Clergy abuse and human rights
Saturday, September 18th, 2010I blogged some 18 months ago about having gone to hear Geoffrey Robertson promote his book The Statute of Liberty, and the musing about that which followed. What I didn’t mention in that blog entry was that I had asked Robertson a question afterwards about how human rights legislation might be used to provide justice for victims of clergy abuse. Robertson, in the midst of a long queue of book signings, gave an off-the-cuff answer which, let me admit it frankly, I found somewhat disappointing at the time. A moment’s logical thought, though, told me I couldn’t really have expected much more in the circumstances. And so I didn’t.
But it seems now that asking him that question may have sparked some thought about it on his part, to judge by these public statements by Robertson since:
Pope must answer for crimes against humanity
Robertson wants Pope to resign over child abuse
and even more fully in his new book, The Case of the Pope: Vatican Accountability for Human Rights Abuses (see review)

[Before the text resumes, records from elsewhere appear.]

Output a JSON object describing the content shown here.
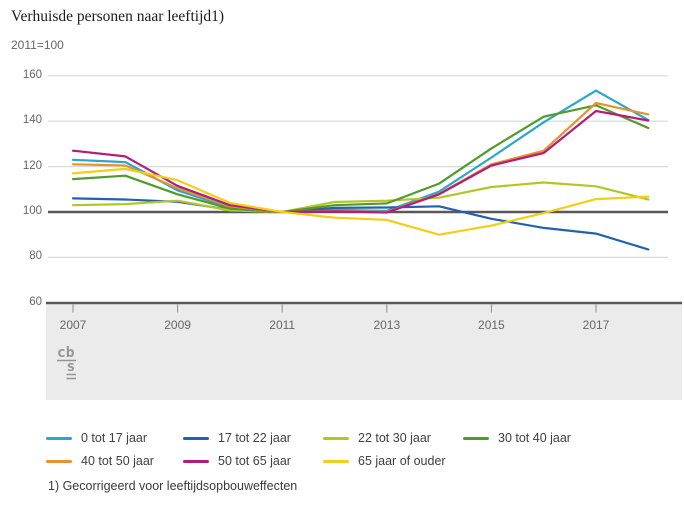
{
  "header": {
    "title": "Verhuisde personen naar leeftijd1)",
    "subtitle": "2011=100"
  },
  "footnote": "1) Gecorrigeerd voor leeftijdsopbouweffecten",
  "logo_text": "cbs",
  "colors": {
    "grid": "#d9d9d9",
    "axis_dark": "#58585a",
    "band": "#ebebeb",
    "tick": "#8c8c8c",
    "label_text": "#666666"
  },
  "chart_data": {
    "type": "line",
    "title": "Verhuisde personen naar leeftijd1)",
    "subtitle": "2011=100",
    "x": [
      2007,
      2008,
      2009,
      2010,
      2011,
      2012,
      2013,
      2014,
      2015,
      2016,
      2017,
      2018
    ],
    "xticks": [
      2007,
      2009,
      2011,
      2013,
      2015,
      2017
    ],
    "xtick_labels": [
      "2007",
      "2009",
      "2011",
      "2013",
      "2015",
      "2017"
    ],
    "yticks": [
      60,
      80,
      100,
      120,
      140,
      160
    ],
    "ylim": [
      60,
      160
    ],
    "baseline": 100,
    "grid": true,
    "legend_position": "bottom",
    "series": [
      {
        "name": "0 tot 17 jaar",
        "color": "#2ba6cb",
        "values": [
          123,
          122,
          109.5,
          102,
          100,
          101,
          100.5,
          109,
          124,
          139.5,
          153.5,
          140.5
        ]
      },
      {
        "name": "17 tot 22 jaar",
        "color": "#2361ae",
        "values": [
          106,
          105.5,
          104.5,
          101,
          100,
          101.8,
          102,
          102.5,
          97,
          93,
          90.5,
          83.5
        ]
      },
      {
        "name": "22 tot 30 jaar",
        "color": "#b2c727",
        "values": [
          103,
          103.5,
          105,
          100.7,
          100,
          104.4,
          105,
          106.3,
          111,
          113,
          111.3,
          105.5
        ]
      },
      {
        "name": "30 tot 40 jaar",
        "color": "#509b2b",
        "values": [
          114.5,
          116,
          107.8,
          101.5,
          100,
          103,
          103.8,
          112.5,
          128,
          142,
          147,
          137
        ]
      },
      {
        "name": "40 tot 50 jaar",
        "color": "#e2952f",
        "values": [
          121,
          120.5,
          110.5,
          102.5,
          100,
          100.5,
          100,
          108,
          121,
          127,
          148,
          143
        ]
      },
      {
        "name": "50 tot 65 jaar",
        "color": "#b01d7d",
        "values": [
          127,
          124.5,
          111.5,
          103,
          100,
          100.3,
          99.8,
          107.8,
          120.5,
          126,
          144.5,
          140.3
        ]
      },
      {
        "name": "65 jaar of ouder",
        "color": "#f3ce17",
        "values": [
          117,
          119,
          114,
          104,
          100,
          97.5,
          96.5,
          90,
          94,
          99.5,
          105.7,
          106.8
        ]
      }
    ]
  }
}
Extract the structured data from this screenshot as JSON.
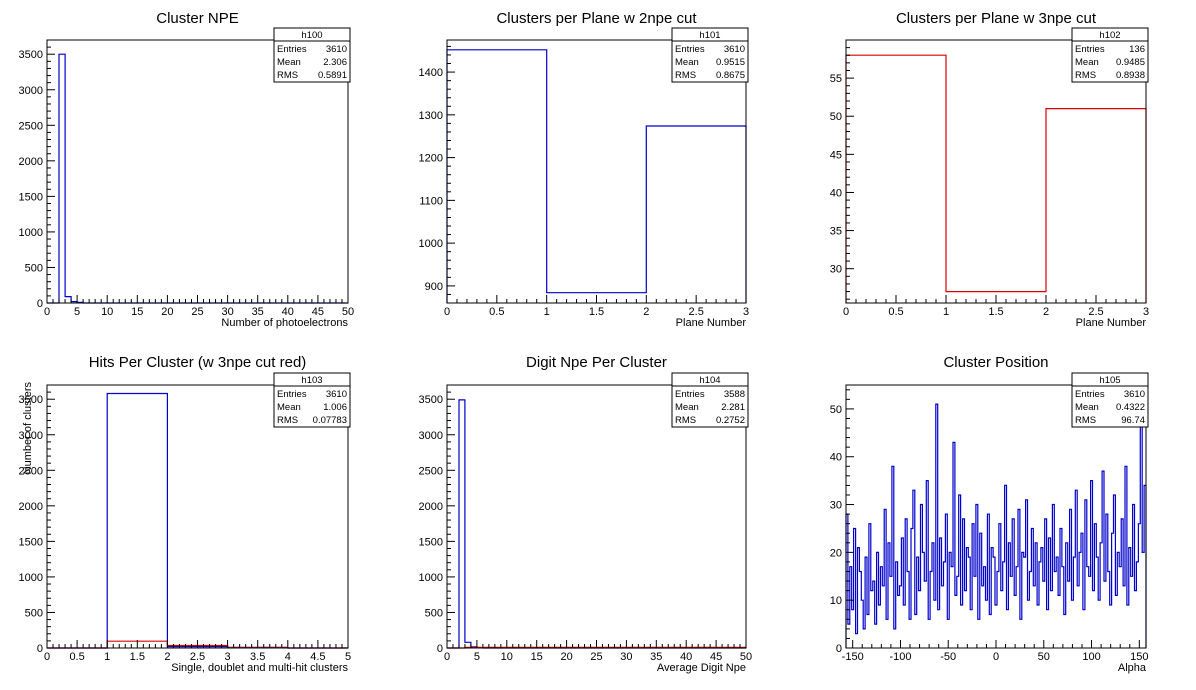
{
  "colors": {
    "blue": "#0000cc",
    "red": "#dd0000",
    "axis": "#000000"
  },
  "chart_data": [
    {
      "type": "bar",
      "title": "Cluster NPE",
      "xlabel": "Number of photoelectrons",
      "ylabel": "",
      "xlim": [
        0,
        50
      ],
      "ylim": [
        0,
        3700
      ],
      "xticks": [
        0,
        5,
        10,
        15,
        20,
        25,
        30,
        35,
        40,
        45,
        50
      ],
      "yticks": [
        0,
        500,
        1000,
        1500,
        2000,
        2500,
        3000,
        3500
      ],
      "stats": {
        "name": "h100",
        "entries": "3610",
        "mean": "2.306",
        "rms": "0.5891"
      },
      "series": [
        {
          "color": "#0000cc",
          "bin_edges": [
            0,
            2,
            3,
            4,
            5,
            6,
            50
          ],
          "values": [
            0,
            3500,
            90,
            20,
            8,
            0
          ]
        }
      ]
    },
    {
      "type": "bar",
      "title": "Clusters per Plane w 2npe cut",
      "xlabel": "Plane Number",
      "ylabel": "",
      "xlim": [
        0,
        3
      ],
      "ylim": [
        860,
        1475
      ],
      "xticks": [
        0,
        0.5,
        1,
        1.5,
        2,
        2.5,
        3
      ],
      "yticks": [
        900,
        1000,
        1100,
        1200,
        1300,
        1400
      ],
      "stats": {
        "name": "h101",
        "entries": "3610",
        "mean": "0.9515",
        "rms": "0.8675"
      },
      "series": [
        {
          "color": "#0000cc",
          "bin_edges": [
            0,
            1,
            2,
            3
          ],
          "values": [
            1452,
            884,
            1274
          ]
        }
      ]
    },
    {
      "type": "bar",
      "title": "Clusters per Plane w 3npe cut",
      "xlabel": "Plane Number",
      "ylabel": "",
      "xlim": [
        0,
        3
      ],
      "ylim": [
        25.5,
        60
      ],
      "xticks": [
        0,
        0.5,
        1,
        1.5,
        2,
        2.5,
        3
      ],
      "yticks": [
        30,
        35,
        40,
        45,
        50,
        55
      ],
      "stats": {
        "name": "h102",
        "entries": "136",
        "mean": "0.9485",
        "rms": "0.8938"
      },
      "series": [
        {
          "color": "#dd0000",
          "bin_edges": [
            0,
            1,
            2,
            3
          ],
          "values": [
            58,
            27,
            51
          ]
        }
      ]
    },
    {
      "type": "bar",
      "title": "Hits Per Cluster (w 3npe cut red)",
      "xlabel": "Single, doublet and multi-hit clusters",
      "ylabel": "Number of clusters",
      "xlim": [
        0,
        5
      ],
      "ylim": [
        0,
        3700
      ],
      "xticks": [
        0,
        0.5,
        1,
        1.5,
        2,
        2.5,
        3,
        3.5,
        4,
        4.5,
        5
      ],
      "yticks": [
        0,
        500,
        1000,
        1500,
        2000,
        2500,
        3000,
        3500
      ],
      "stats": {
        "name": "h103",
        "entries": "3610",
        "mean": "1.006",
        "rms": "0.07783"
      },
      "series": [
        {
          "color": "#0000cc",
          "bin_edges": [
            0,
            1,
            2,
            3,
            4,
            5
          ],
          "values": [
            0,
            3580,
            20,
            8,
            0
          ]
        },
        {
          "color": "#dd0000",
          "bin_edges": [
            0,
            1,
            2,
            3,
            4,
            5
          ],
          "values": [
            0,
            95,
            35,
            5,
            0
          ]
        }
      ]
    },
    {
      "type": "bar",
      "title": "Digit Npe Per Cluster",
      "xlabel": "Average Digit Npe",
      "ylabel": "",
      "xlim": [
        0,
        50
      ],
      "ylim": [
        0,
        3700
      ],
      "xticks": [
        0,
        5,
        10,
        15,
        20,
        25,
        30,
        35,
        40,
        45,
        50
      ],
      "yticks": [
        0,
        500,
        1000,
        1500,
        2000,
        2500,
        3000,
        3500
      ],
      "stats": {
        "name": "h104",
        "entries": "3588",
        "mean": "2.281",
        "rms": "0.2752"
      },
      "series": [
        {
          "color": "#0000cc",
          "bin_edges": [
            0,
            2,
            3,
            4,
            5,
            6,
            50
          ],
          "values": [
            0,
            3490,
            80,
            15,
            5,
            0
          ]
        },
        {
          "color": "#dd0000",
          "bin_edges": [
            0,
            3,
            50
          ],
          "values": [
            0,
            10
          ]
        }
      ]
    },
    {
      "type": "bar",
      "title": "Cluster Position",
      "xlabel": "Alpha",
      "ylabel": "",
      "xlim": [
        -157,
        157
      ],
      "ylim": [
        0,
        55
      ],
      "xticks": [
        -150,
        -100,
        -50,
        0,
        50,
        100,
        150
      ],
      "yticks": [
        0,
        10,
        20,
        30,
        40,
        50
      ],
      "stats": {
        "name": "h105",
        "entries": "3610",
        "mean": "0.4322",
        "rms": "96.74"
      },
      "series": [
        {
          "color": "#0000cc",
          "bin_width": 2,
          "values": [
            28,
            5,
            17,
            8,
            25,
            3,
            21,
            16,
            10,
            4,
            19,
            7,
            26,
            12,
            14,
            5,
            20,
            9,
            17,
            13,
            29,
            6,
            22,
            15,
            38,
            4,
            18,
            11,
            13,
            23,
            9,
            27,
            16,
            6,
            25,
            33,
            7,
            19,
            12,
            30,
            20,
            14,
            35,
            6,
            16,
            22,
            10,
            51,
            8,
            23,
            13,
            18,
            28,
            6,
            20,
            17,
            43,
            11,
            15,
            32,
            9,
            27,
            12,
            21,
            19,
            8,
            26,
            15,
            30,
            6,
            24,
            13,
            17,
            10,
            28,
            7,
            21,
            19,
            9,
            16,
            26,
            12,
            18,
            34,
            8,
            22,
            15,
            27,
            11,
            17,
            29,
            6,
            20,
            19,
            31,
            10,
            16,
            25,
            13,
            22,
            9,
            18,
            21,
            14,
            27,
            8,
            23,
            12,
            30,
            16,
            19,
            11,
            25,
            17,
            7,
            22,
            14,
            29,
            10,
            19,
            33,
            13,
            20,
            24,
            8,
            31,
            17,
            15,
            35,
            12,
            26,
            19,
            10,
            22,
            37,
            14,
            28,
            16,
            9,
            24,
            32,
            11,
            20,
            17,
            27,
            13,
            38,
            9,
            21,
            15,
            30,
            12,
            18,
            26,
            49,
            20,
            34,
            10
          ]
        }
      ]
    }
  ]
}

I confess to being somewhat chuffed if my question 18 months ago brought two such significant things as clergy abuse and the attention of Robertson together. But while I accept that the Catholic Church is in a somewhat peculiar position in terms of its claim to statehood, I hope that Robertson won’t confine his attentions to the Catholic denomination alone. Anglicans, after all, claim the Queen as the head of their church, and she vowed at her coronation to “maintain and preserve inviolably the settlement of the Church of England, and the doctrine, worship, discipline, and government thereof, as by law established in England”; does that mean victims of Anglican clergy could accuse the Queen of supporting human rights abuses – or, at the very least, turning a blind eye to them? Will Robertson come to the aid of clergy abuse victims of other denominations and argue that ALL clergy sexual abuse (and its cover-up) is an abuse of human rights under international law?